Di sebuah pagi (6/11) aku menapakai jelujur pantai Tidore. Dawai angin sebagai temanku seusai Subuh menikmati pergantian warna langit hingga kutemukan sebuah dermaga dimana Pulau bernama Maitara kokoh di depan mataku. Menarik untuk menghabiskan pagi di sini. Desir pantai seolah mengajakku bercengkrama, seolah pula menautkanku pada suasana khas alam yang kerap jadi perdu bagi nafasku.

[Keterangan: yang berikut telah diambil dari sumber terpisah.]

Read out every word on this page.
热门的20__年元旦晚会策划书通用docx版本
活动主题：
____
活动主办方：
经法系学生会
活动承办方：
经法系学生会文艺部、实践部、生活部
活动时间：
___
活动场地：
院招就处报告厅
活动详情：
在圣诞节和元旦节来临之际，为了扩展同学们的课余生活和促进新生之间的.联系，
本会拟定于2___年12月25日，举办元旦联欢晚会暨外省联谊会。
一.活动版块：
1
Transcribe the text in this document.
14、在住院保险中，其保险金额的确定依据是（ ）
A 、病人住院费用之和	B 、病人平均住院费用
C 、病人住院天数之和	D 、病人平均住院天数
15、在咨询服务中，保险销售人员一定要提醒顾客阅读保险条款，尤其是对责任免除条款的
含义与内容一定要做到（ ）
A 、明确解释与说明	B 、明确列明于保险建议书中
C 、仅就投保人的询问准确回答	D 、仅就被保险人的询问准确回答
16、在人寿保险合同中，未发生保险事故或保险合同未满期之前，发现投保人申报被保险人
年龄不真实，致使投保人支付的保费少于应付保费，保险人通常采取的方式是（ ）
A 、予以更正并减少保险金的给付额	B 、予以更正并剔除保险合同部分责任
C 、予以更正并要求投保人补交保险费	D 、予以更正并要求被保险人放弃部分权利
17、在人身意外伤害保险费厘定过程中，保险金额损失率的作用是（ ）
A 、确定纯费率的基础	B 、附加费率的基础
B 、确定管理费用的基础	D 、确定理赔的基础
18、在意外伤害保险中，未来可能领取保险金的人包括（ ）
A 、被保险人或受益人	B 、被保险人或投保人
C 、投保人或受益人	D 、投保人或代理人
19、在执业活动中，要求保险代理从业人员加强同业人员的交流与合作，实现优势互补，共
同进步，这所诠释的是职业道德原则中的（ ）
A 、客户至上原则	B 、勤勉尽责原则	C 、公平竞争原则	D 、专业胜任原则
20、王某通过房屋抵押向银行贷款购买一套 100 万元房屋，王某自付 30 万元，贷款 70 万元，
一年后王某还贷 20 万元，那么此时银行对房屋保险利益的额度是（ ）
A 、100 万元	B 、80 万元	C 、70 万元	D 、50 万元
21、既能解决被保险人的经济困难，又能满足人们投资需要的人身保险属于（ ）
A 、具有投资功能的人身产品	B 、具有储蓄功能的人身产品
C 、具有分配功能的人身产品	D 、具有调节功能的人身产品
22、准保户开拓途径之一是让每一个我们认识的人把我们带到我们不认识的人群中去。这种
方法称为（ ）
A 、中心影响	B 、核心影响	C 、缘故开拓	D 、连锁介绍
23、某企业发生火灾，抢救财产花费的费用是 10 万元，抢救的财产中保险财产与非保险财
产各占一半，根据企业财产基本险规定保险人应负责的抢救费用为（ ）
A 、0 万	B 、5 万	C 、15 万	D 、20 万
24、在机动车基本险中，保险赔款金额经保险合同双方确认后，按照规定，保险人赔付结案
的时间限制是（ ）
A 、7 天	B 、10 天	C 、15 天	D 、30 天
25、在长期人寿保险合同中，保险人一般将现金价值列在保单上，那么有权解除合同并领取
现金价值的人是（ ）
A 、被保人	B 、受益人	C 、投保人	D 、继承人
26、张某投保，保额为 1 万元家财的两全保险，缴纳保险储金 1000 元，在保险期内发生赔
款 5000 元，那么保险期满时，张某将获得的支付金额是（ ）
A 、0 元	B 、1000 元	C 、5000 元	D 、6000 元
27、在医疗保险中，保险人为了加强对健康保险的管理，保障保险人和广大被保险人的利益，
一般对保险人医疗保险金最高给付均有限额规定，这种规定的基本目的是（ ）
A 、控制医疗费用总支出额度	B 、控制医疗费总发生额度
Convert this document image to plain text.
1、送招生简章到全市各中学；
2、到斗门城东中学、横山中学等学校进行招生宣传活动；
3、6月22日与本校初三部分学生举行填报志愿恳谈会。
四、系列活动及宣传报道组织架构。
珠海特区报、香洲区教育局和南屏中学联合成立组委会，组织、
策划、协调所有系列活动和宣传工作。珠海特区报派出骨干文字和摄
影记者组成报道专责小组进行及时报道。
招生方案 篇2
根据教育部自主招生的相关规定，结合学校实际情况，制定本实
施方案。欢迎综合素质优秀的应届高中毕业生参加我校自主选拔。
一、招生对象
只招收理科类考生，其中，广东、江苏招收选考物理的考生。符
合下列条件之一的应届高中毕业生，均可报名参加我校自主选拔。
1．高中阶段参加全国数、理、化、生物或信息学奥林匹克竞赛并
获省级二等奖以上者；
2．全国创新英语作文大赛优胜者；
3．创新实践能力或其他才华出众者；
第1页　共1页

Pagi yang indah belum usai. Tapak demi tapak mengantarkanku ke dermaga penghubung Pulau Ternate dan Tidore. Lima potong beras ketan (yang tidak kutahu apa namanya) menjadi bekal lezat yang menghangatkan perut ini. Makanan pedesaan seperti ini lebih aku gemari, dan memang rasanya lezat. Dari bentuknya, aku menebak ketan ini dibuat dengan cara dikukus dalam bambu dimana di dalam ketan tersebut dibumbui sehingga tidak hambar. Memandangi pelabuhan sembari sarapan seperti masyaAllah nikmatnya :)
Ini dia masjid yang sebenarnya hendak ditapaki semenjak sore (5/12), tapi emang buat arah dan keburu malam, akhirnya esok harinya baru bisa kusinggahi. Atap birunya sangat menarik perhatianku. Dan di beberapa jam kemudian saya menemukan situasi bahwa ada situs-situs spesial yang memang atapnya berwarna biru. Atap ini juga menarik bentuknya karena berwujud limas, bukan kubah. Artinya peleburan budaya Islam yang dibawa dari jazirah Arab diadopsi sesuai kekhasan lokal di Tidore.
Kebetulan bisa Sholat Jumat di sini dan menemukan banyak hal unik yang waaah, baru kali ini saya tahu. Lebih lanjut lagi saya tidak banyak menemukan detailnya di internet ketika hendak menelusurinya sepulang dari Tidore. Hal menarik pertama adalah anjuran (yang mendekati aturan) untuk mengenakan peci bagi laki-laki yang memasuki masjid. Hal kedua yang memantik perhatian saya adalah mimbar khotib yang ditutupi tirai. Dan hal ketiga yang sangat mengundang atensi saya adalah muadzin yang berjumlah 4. Konon dari informasi yang akhirnya saya temukan di internet, jumlah 4 itu merupakan filosofi dari empat daerah di Tidore pada zaman dulu.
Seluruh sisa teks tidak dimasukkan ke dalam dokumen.